Sales climbed to $10.1 billion in the period ended Feb. 28, the Redwood Shores, California-based company said Wednesday in a statement. The reported revenue met the average of analyst estimates, according to data compiled by Bloomberg. Profit, excluding some items, was $1.16 a share. Analysts projected $1.11.
Executive Chairman Larry Ellison and Chief Executive Officer Safra Catz have been trying to boost sales at the world’s second-largest software maker by accelerating a shift to cloud-based software for services such as accounting and human resources while growth wanes in the company’s older flagship database business. The fiscal third-quarter results marked the third straight period of year-over-year revenue growth after two consecutive fiscal years of declining sales.

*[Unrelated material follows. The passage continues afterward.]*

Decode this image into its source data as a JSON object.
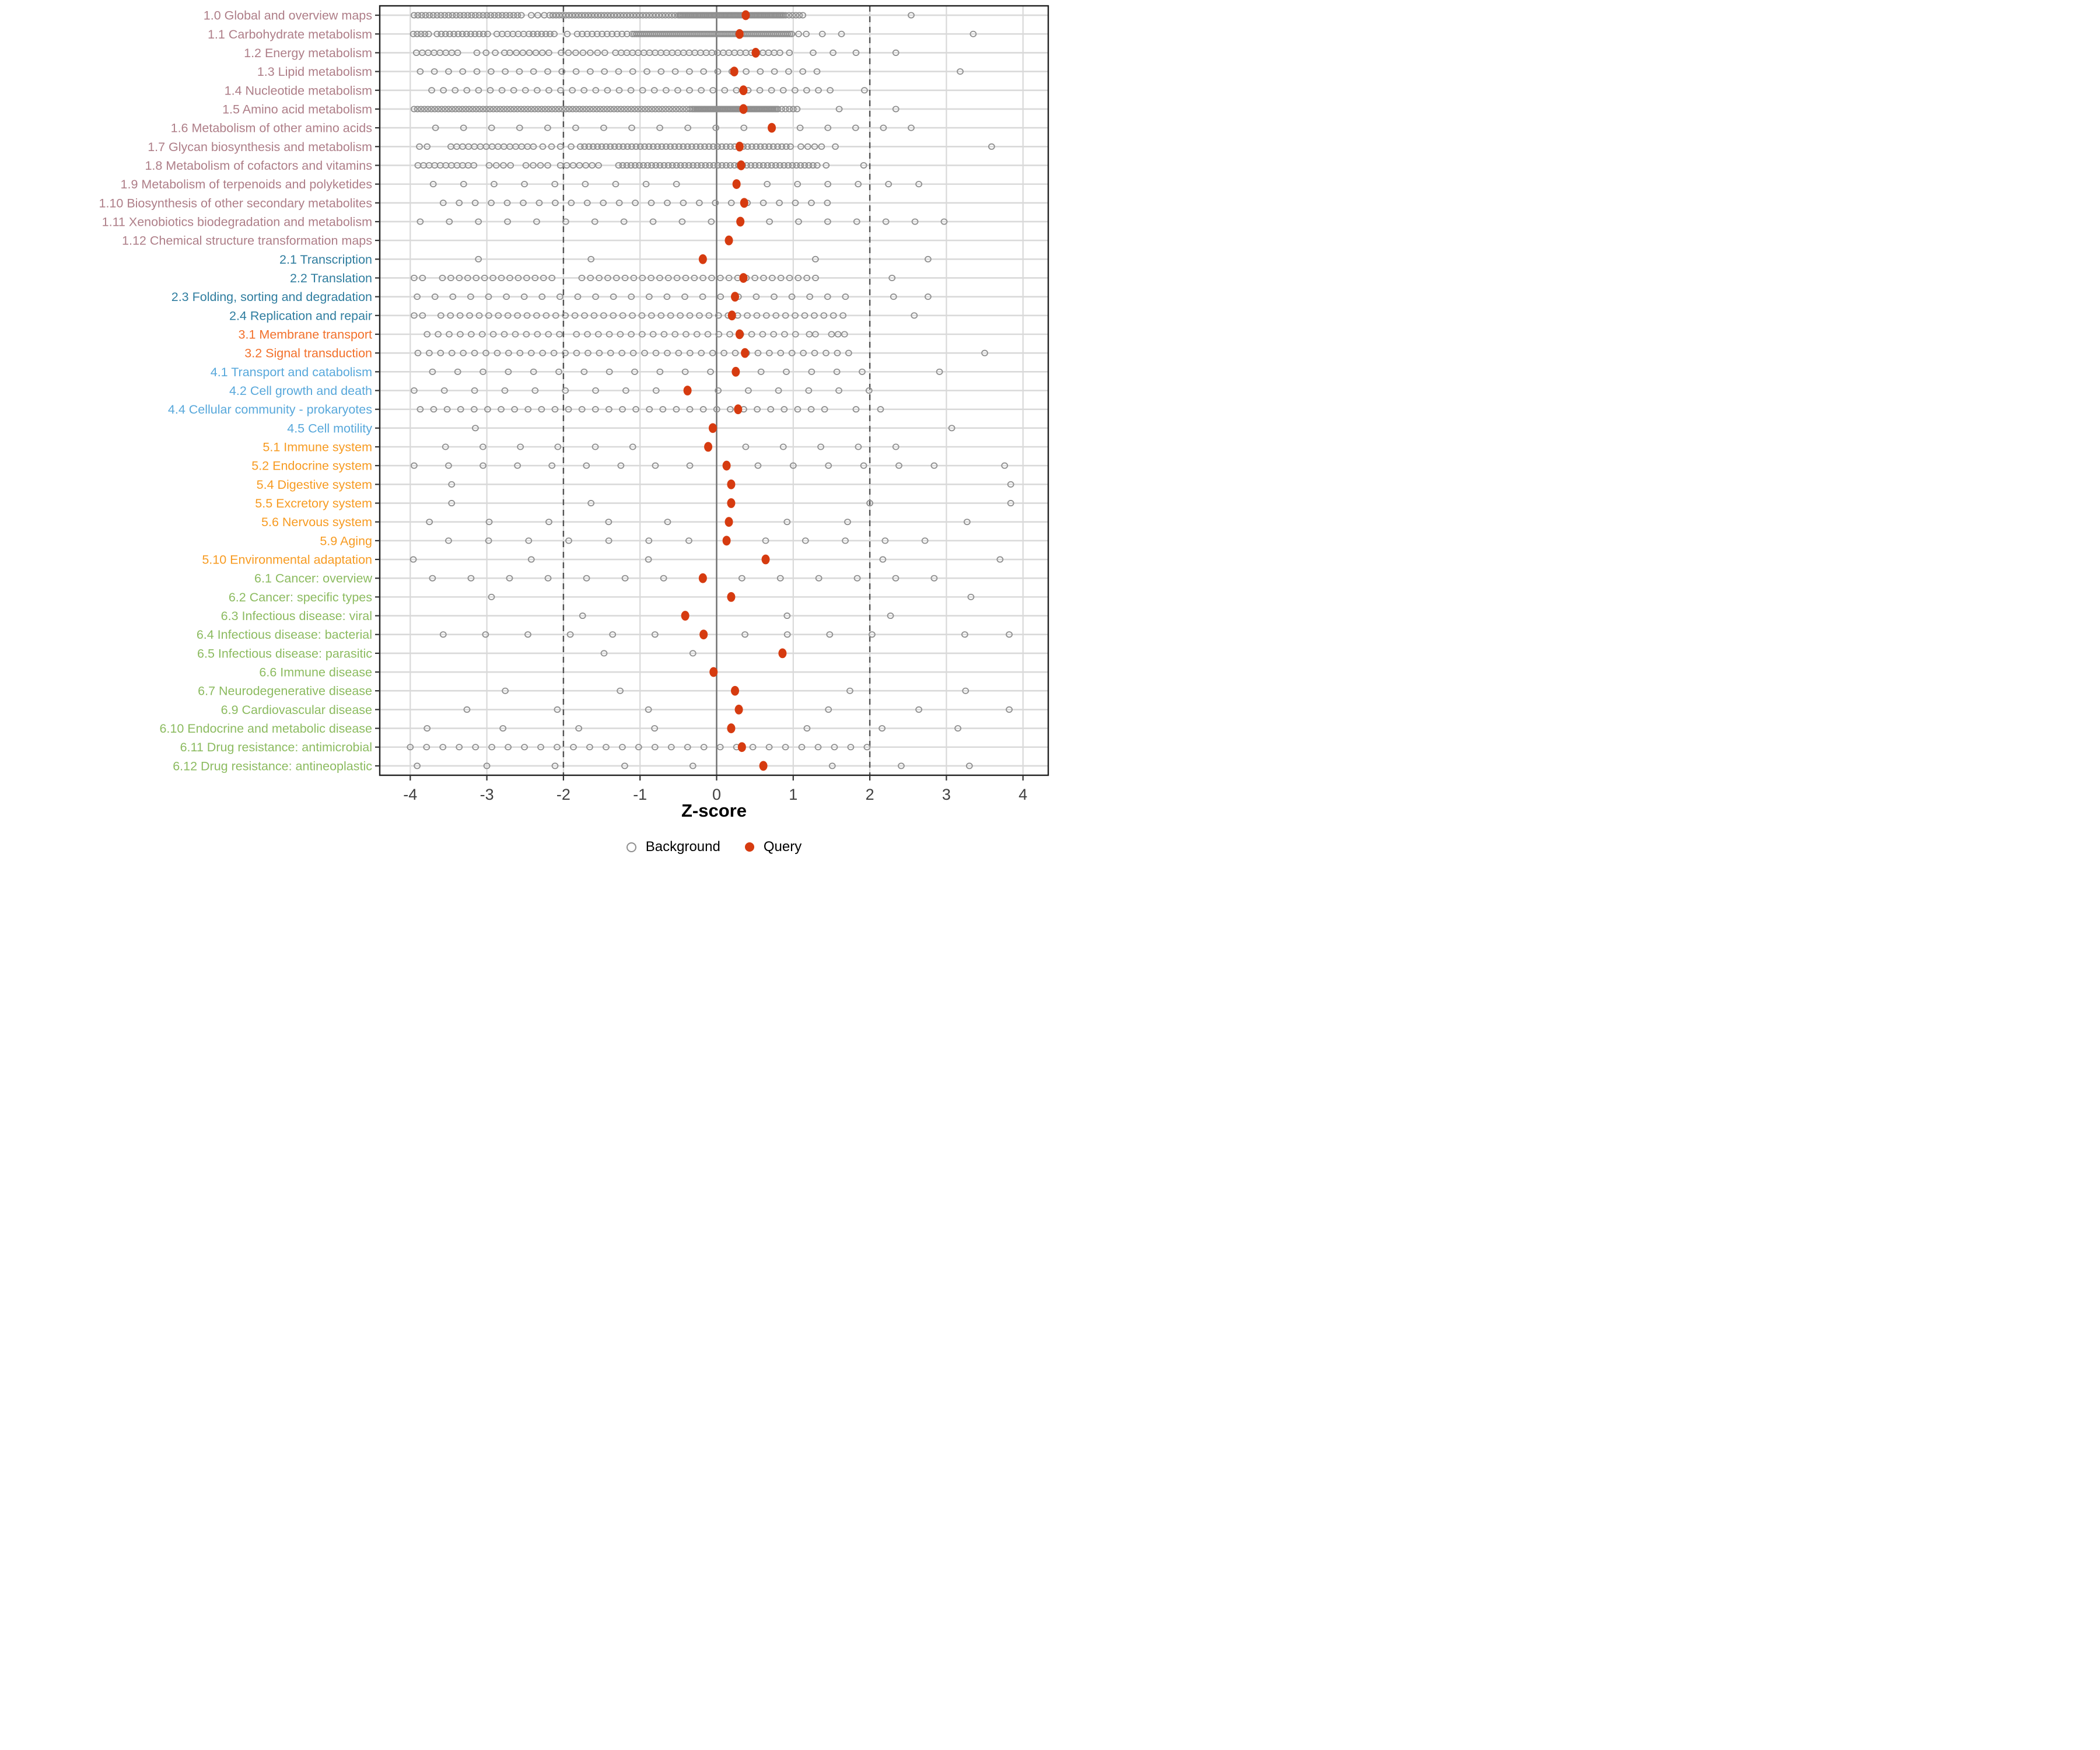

Oracle said sales of its Fusion application for managing corporate finances climbed 30% in the period — a slower growth rate than the 33% reported in the fiscal second quarter. Revenue from NetSuite’s financial software, targeted to small and mid-sized businesses, rose 24%, after a 21% gain in the previous period.
Those small and medium-sized businesses and companies in industries most affected by the Covid-19 pandemic have restarted spending, according to a note from analysts at Cowen & Co., citing interviews with corporate sources. Still, Oracle was late to cloud computing and its services that compete with Amazon.com Inc. and Microsoft Corp. lag behind in market share.

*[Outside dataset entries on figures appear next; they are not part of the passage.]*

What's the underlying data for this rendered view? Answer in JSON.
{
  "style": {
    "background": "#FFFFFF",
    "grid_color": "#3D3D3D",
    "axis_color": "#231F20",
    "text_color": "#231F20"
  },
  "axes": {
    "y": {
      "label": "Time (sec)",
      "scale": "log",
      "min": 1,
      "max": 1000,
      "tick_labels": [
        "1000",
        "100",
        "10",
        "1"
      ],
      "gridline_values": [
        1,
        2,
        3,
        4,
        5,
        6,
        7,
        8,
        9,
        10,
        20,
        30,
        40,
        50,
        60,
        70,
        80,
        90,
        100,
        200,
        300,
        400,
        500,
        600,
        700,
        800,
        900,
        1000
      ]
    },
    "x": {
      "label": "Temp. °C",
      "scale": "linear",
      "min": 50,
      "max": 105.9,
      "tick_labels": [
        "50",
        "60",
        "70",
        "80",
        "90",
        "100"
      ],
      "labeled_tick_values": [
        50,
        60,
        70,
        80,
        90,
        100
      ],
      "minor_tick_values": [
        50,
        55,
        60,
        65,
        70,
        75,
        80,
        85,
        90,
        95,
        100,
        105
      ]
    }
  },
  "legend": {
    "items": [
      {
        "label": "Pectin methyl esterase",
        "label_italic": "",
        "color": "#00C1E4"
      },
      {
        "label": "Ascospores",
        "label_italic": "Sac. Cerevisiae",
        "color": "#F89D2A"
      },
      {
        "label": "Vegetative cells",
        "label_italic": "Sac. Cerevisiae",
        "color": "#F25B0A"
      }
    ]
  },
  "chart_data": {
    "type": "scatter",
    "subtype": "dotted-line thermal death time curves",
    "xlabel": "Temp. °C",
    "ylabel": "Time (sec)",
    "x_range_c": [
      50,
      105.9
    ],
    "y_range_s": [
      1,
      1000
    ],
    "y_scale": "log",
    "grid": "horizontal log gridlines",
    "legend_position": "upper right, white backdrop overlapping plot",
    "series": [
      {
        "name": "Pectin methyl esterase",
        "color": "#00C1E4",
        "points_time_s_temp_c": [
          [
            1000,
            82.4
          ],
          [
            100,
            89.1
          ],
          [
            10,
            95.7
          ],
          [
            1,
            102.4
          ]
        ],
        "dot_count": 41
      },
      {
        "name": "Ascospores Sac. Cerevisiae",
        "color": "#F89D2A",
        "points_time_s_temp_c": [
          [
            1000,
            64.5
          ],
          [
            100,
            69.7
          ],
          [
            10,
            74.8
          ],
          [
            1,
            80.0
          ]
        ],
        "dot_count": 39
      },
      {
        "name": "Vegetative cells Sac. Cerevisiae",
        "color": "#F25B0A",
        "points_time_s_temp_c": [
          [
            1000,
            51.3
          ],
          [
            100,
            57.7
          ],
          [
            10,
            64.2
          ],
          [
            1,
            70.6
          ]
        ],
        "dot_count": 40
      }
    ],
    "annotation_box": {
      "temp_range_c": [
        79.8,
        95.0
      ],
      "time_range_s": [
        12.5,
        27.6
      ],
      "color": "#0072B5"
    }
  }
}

“The enterprise software maker is doing well,” Daniel Morgan, senior portfolio manager at Synovus Trust Co., which owns Oracle shares, said before the results were released. “But it’s all about the cloud for Oracle. It’s about making that migration and Larry was really late doing that.”
Revenue from cloud services and license support increased 5% to $7.25 billion, narrowly falling short of analysts’ estimates. That metric includes sales from hosting customers’ data in the cloud, but a large portion is generated by maintenance fees for traditional software kept on clients’ corporate servers.
Cloud license and on-premise license sales rose 4% to $1.28 billion. Analysts had expected $1.21 billion.
The stock fell about 3% in extended trading. Investors have been enthusiastic about Oracle’s future, sending shares up 30% over the past month to a near record of $72.12 at the close.
Oracle also announced its board approved a $20 billion increase in share repurchases.
(Updates with revenue from applications in the fourth paragraph.)